Galeosoma crinitum

Scientific classification
- Kingdom: Animalia
- Phylum: Arthropoda
- Subphylum: Chelicerata
- Class: Arachnida
- Order: Araneae
- Infraorder: Mygalomorphae
- Family: Idiopidae
- Genus: Galeosoma
- Species: G. crinitum
- Binomial name: Galeosoma crinitum Hewitt, 1919

= Galeosoma crinitum =

- Authority: Hewitt, 1919

Species of spider

Galeosoma crinitum is a species of spider in the family Idiopidae. It is endemic to South Africa.

==Distribution==
Galeosoma crinitum is recorded only from Potchefstroom in the North West Province.

==Habitat and ecology==
The species constructs silk-lined burrows in soil with the entrance closed by a wafer-type trapdoor. It inhabits the Grassland biome at an altitude of 1,349 m above sea level.

==Description==

Galeosoma crinitum is known only from females. The upper surface of the shield is broadly oval and strongly curved from side to side, but less so from front to back.
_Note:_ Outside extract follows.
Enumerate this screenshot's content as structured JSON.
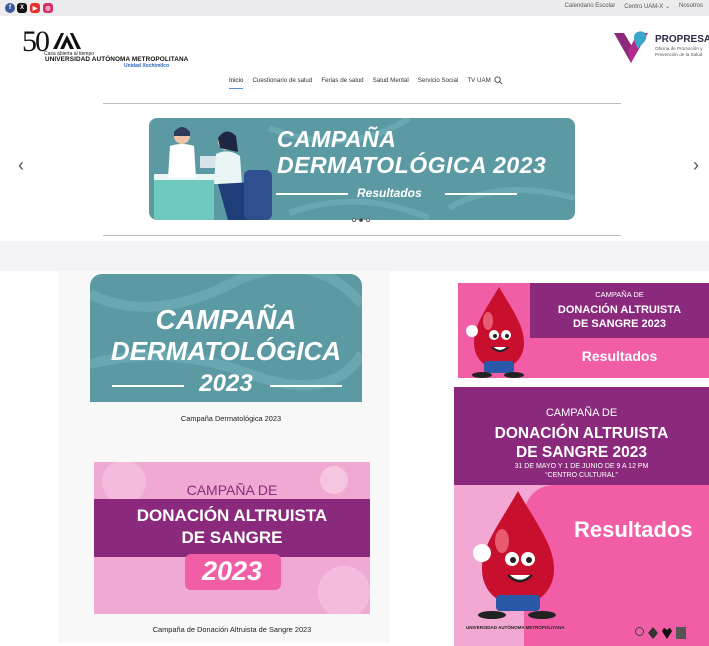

The marginal surface is deepest in front and most reduced laterally, with a marginal ridge in the posterior half of the shield. The secondary marginal surface is not continued anteriorly. The shield bears long hairs rather sparsely distributed on the upper surface.

==Conservation==
Galeosoma crinitum is listed as Data Deficient due to taxonomic reasons, as too little is known about the distribution and threats to this taxon for an assessment to be made. The placement of the male is also problematic.

==Taxonomy==
The species was originally described by John Hewitt in 1919 as a variety of G. robertsi from Venterskroon, but was later elevated to species level in 1935. The species has not been revised.